А потом случилось то, что случилось. Ограбление антиквара Филиппа Рудаковского, его убийство в подвале собственного дома, какие-то немыслимые, ужасающие подробности, о которых вещали дикторы всех телеканалов. Когда я услышала о произошедшем, в первый момент, конечно, даже не связала его смерть с именем своего мужа. Разве я могла помыслить о подобном? Фоном прослушала новость с экрана телевизора, и отправилась пить свой утренний кофе.

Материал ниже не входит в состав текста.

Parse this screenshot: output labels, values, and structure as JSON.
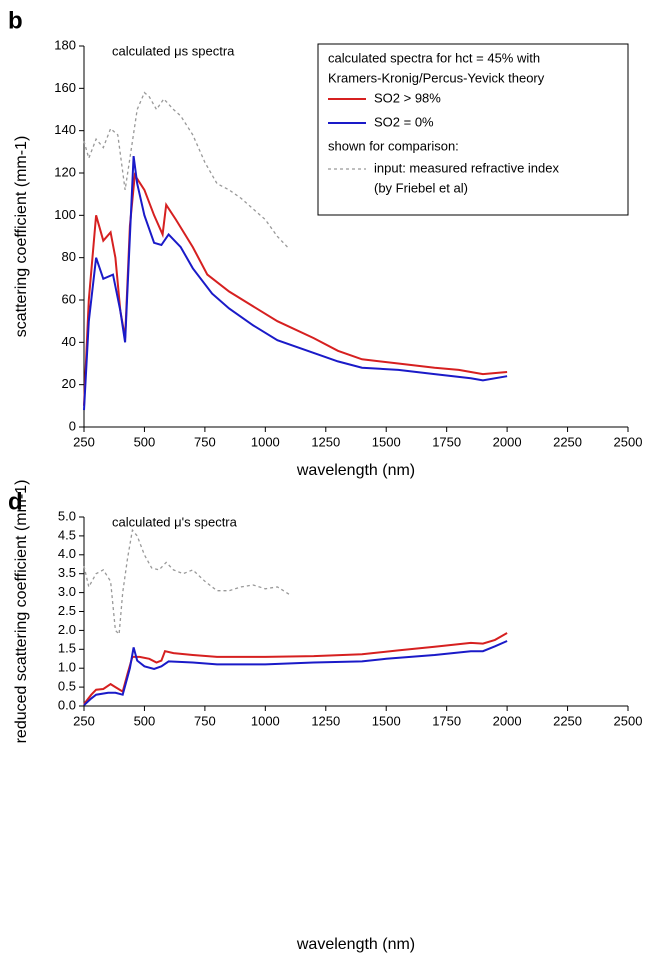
{
  "chart_data": [
    {
      "type": "line",
      "panel_label": "b",
      "title": "calculated μs spectra",
      "xlabel": "wavelength (nm)",
      "ylabel": "scattering coefficient (mm-1)",
      "xlim": [
        250,
        2500
      ],
      "xticks": [
        250,
        500,
        750,
        1000,
        1250,
        1500,
        1750,
        2000,
        2250,
        2500
      ],
      "ylim": [
        0,
        180
      ],
      "yticks": [
        0,
        20,
        40,
        60,
        80,
        100,
        120,
        140,
        160,
        180
      ],
      "legend": "upper right",
      "legend_title": [
        "calculated spectra for hct = 45% with",
        "Kramers-Kronig/Percus-Yevick theory"
      ],
      "legend_comparison": "shown for comparison:",
      "legend_note": "(by Friebel et al)",
      "series": [
        {
          "name": "SO2 > 98%",
          "color": "#d62020",
          "line_style": "solid",
          "x": [
            250,
            270,
            300,
            330,
            360,
            380,
            400,
            420,
            440,
            460,
            500,
            540,
            575,
            590,
            630,
            700,
            760,
            850,
            950,
            1050,
            1200,
            1300,
            1400,
            1550,
            1700,
            1800,
            1850,
            1900,
            2000
          ],
          "values": [
            10,
            60,
            100,
            88,
            92,
            80,
            55,
            42,
            95,
            119,
            112,
            100,
            91,
            105,
            98,
            85,
            72,
            64,
            57,
            50,
            42,
            36,
            32,
            30,
            28,
            27,
            26,
            25,
            26
          ]
        },
        {
          "name": "SO2 = 0%",
          "color": "#1a1ac8",
          "line_style": "solid",
          "x": [
            250,
            270,
            300,
            330,
            370,
            400,
            420,
            440,
            455,
            470,
            500,
            540,
            570,
            600,
            650,
            700,
            780,
            850,
            950,
            1050,
            1200,
            1300,
            1400,
            1550,
            1700,
            1850,
            1900,
            2000
          ],
          "values": [
            8,
            50,
            80,
            70,
            72,
            55,
            40,
            90,
            128,
            115,
            100,
            87,
            86,
            91,
            85,
            75,
            63,
            56,
            48,
            41,
            35,
            31,
            28,
            27,
            25,
            23,
            22,
            24
          ]
        },
        {
          "name": "input: measured refractive index",
          "color": "#999999",
          "line_style": "dashed",
          "x": [
            250,
            270,
            300,
            330,
            360,
            390,
            420,
            440,
            470,
            500,
            520,
            550,
            580,
            620,
            650,
            700,
            750,
            800,
            850,
            900,
            950,
            1000,
            1050,
            1100
          ],
          "values": [
            135,
            127,
            136,
            132,
            141,
            138,
            112,
            127,
            150,
            158,
            156,
            150,
            155,
            150,
            147,
            138,
            125,
            115,
            112,
            108,
            103,
            98,
            90,
            84
          ]
        }
      ]
    },
    {
      "type": "line",
      "panel_label": "d",
      "title": "calculated μ's spectra",
      "xlabel": "wavelength (nm)",
      "ylabel": "reduced scattering coefficient (mm-1)",
      "xlim": [
        250,
        2500
      ],
      "xticks": [
        250,
        500,
        750,
        1000,
        1250,
        1500,
        1750,
        2000,
        2250,
        2500
      ],
      "ylim": [
        0,
        5
      ],
      "yticks": [
        {
          "value": 0,
          "label": "0.0"
        },
        0.5,
        {
          "value": 1,
          "label": "1.0"
        },
        1.5,
        {
          "value": 2,
          "label": "2.0"
        },
        2.5,
        {
          "value": 3,
          "label": "3.0"
        },
        3.5,
        {
          "value": 4,
          "label": "4.0"
        },
        4.5,
        {
          "value": 5,
          "label": "5.0"
        }
      ],
      "series": [
        {
          "color": "#d62020",
          "line_style": "solid",
          "x": [
            250,
            280,
            300,
            330,
            360,
            380,
            410,
            430,
            450,
            480,
            520,
            550,
            570,
            585,
            620,
            700,
            800,
            900,
            1000,
            1200,
            1400,
            1550,
            1700,
            1850,
            1900,
            1950,
            2000
          ],
          "values": [
            0.05,
            0.3,
            0.43,
            0.45,
            0.58,
            0.5,
            0.38,
            0.85,
            1.3,
            1.3,
            1.25,
            1.15,
            1.2,
            1.45,
            1.4,
            1.35,
            1.3,
            1.3,
            1.3,
            1.32,
            1.37,
            1.47,
            1.57,
            1.67,
            1.65,
            1.75,
            1.93
          ]
        },
        {
          "color": "#1a1ac8",
          "line_style": "solid",
          "x": [
            250,
            280,
            300,
            350,
            380,
            410,
            440,
            455,
            470,
            500,
            540,
            570,
            600,
            700,
            800,
            900,
            1000,
            1200,
            1400,
            1500,
            1700,
            1850,
            1900,
            1950,
            2000
          ],
          "values": [
            0.02,
            0.2,
            0.3,
            0.35,
            0.35,
            0.3,
            1.0,
            1.55,
            1.2,
            1.05,
            0.98,
            1.05,
            1.18,
            1.15,
            1.1,
            1.1,
            1.1,
            1.15,
            1.18,
            1.25,
            1.35,
            1.45,
            1.45,
            1.58,
            1.72
          ]
        },
        {
          "color": "#999999",
          "line_style": "dashed",
          "x": [
            250,
            270,
            300,
            330,
            360,
            380,
            395,
            410,
            430,
            450,
            470,
            500,
            530,
            560,
            590,
            620,
            660,
            700,
            750,
            800,
            850,
            900,
            950,
            1000,
            1050,
            1100
          ],
          "values": [
            3.7,
            3.15,
            3.5,
            3.6,
            3.3,
            2.0,
            1.9,
            3.0,
            3.9,
            4.65,
            4.5,
            4.0,
            3.65,
            3.6,
            3.8,
            3.6,
            3.5,
            3.6,
            3.3,
            3.05,
            3.05,
            3.15,
            3.2,
            3.1,
            3.15,
            2.95
          ]
        }
      ]
    }
  ]
}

И лишь спустя несколько часов, сидя в кресле парикмахера, и поглядывая на экран включенного телевизора, меня прошиб холодный пот. В очередном выпуске новостей говорили о произошедшем убийстве, и принялись перечислять украденные ценности. Я, остановившимся взглядом смотрела на экран, и чувствовала, как моё сердце бьется всё медленнее и тяжелее.
Я едва дождалась того момента, когда смогу покинуть салон красоты, вылетела на улицу и схватилась за телефон. Конечно же, телефон мужа был вне доступа, и я, без лишних сомнений, набрала номер Соболевского.
- Скажи мне, что я ошибаюсь, - выдохнула я в трубку. – Скажи, что он не при чем!
Соболевский же, вместо ответа, на меня рыкнул, впервые за все время нашего с ним знакомства:
- Ты сдурела, звонить мне и задавать такие вопросы?! Езжай домой, и сиди там! – И отключил телефон.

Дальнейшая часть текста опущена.